財務諸表を pandas DataFrame、CSV、Parquet、Excel にエクスポートします。

```python
# pandas DataFrame に変換
df = stmts.to_dataframe()
print(df.columns)
# => Index(['concept', 'local_name', 'label_ja', 'label_en', 'value',
#           'unit', 'decimals', 'period_type', 'start_date', 'end_date', ...])

# フィルタリング
pl_df = df[df["statement_type"] == "PL"]
numeric_df = df[df["value"].apply(lambda x: isinstance(x, Decimal))]

# CSV にエクスポート
stmts.to_csv("financial_statements.csv", encoding="utf-8-sig")

# Parquet にエクスポート（大量データ向け）
stmts.to_parquet("financial_statements.parquet")

# Excel にエクスポート
stmts.to_excel("financial_statements.xlsx")

# 損益計算書のみを DataFrame に
pl = stmts.income_statement()
pl_df = pl.to_dataframe()
```

## 書類概観サマリー (build_summary)

Filing の概観情報（会計基準、期間、科目数、セグメント数など）を構築します。

```python
from edinet import build_summary

summary = build_summary(stmts)

print(f"総科目数: {summary.total_items}")
print(f"会計基準: {summary.accounting_standard}")
print(f"期間: {summary.period_start} ~ {summary.period_end}")
print(f"期間種別: {summary.period_type}")  # FY / HY
print(f"連結データあり: {summary.has_consolidated}")
print(f"個別データあり: {summary.has_non_consolidated}")
print(f"標準科目: {summary.standard_item_count}")
print(f"拡張科目: {summary.custom_item_count}")
print(f"標準科目率: {summary.standard_item_ratio:.1%}")
print(f"セグメント数: {summary.segment_count}")

# 名前空間別の科目数
for ns_group, count in summary.namespace_counts.items():
    print(f"  {ns_group}: {count}")
```

## まとめ

edinet ライブラリは、日本の上場企業の財務データ分析・財務モデリング・定量分析・バックテストなどに活用できます。EDINET API への低レベルアクセスから、構造化された財務諸表の取得、会計基準横断の正規化キー抽出まで、様々なユースケースに対応します。ディスクキャッシュによる高速な再取得、非同期 API、pandas 連携により、大量データの効率的な処理が可能です。
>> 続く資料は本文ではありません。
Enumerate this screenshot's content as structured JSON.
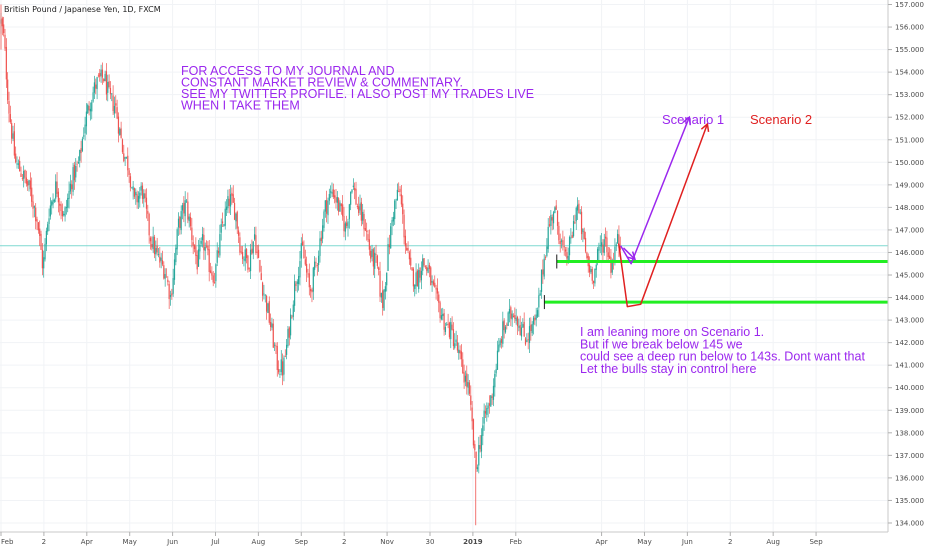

典型的な統合パターンとして、(1) 定期的な開示書類の収集とデータベースへの蓄積、(2) 複数企業の財務指標比較分析、(3) 訂正報告書の差分検知とアラート、(4) セグメント別業績のトラッキング、(5) テキストマイニングによる定性情報の抽出などがあります。`configure()` での初期設定、`documents()` / `Company.search()` による書類・企業の特定、`filing.xbrl()` による XBRL 解析、`extract_values()` による正規化キー抽出というパイプラインが基本的なワークフローとなります。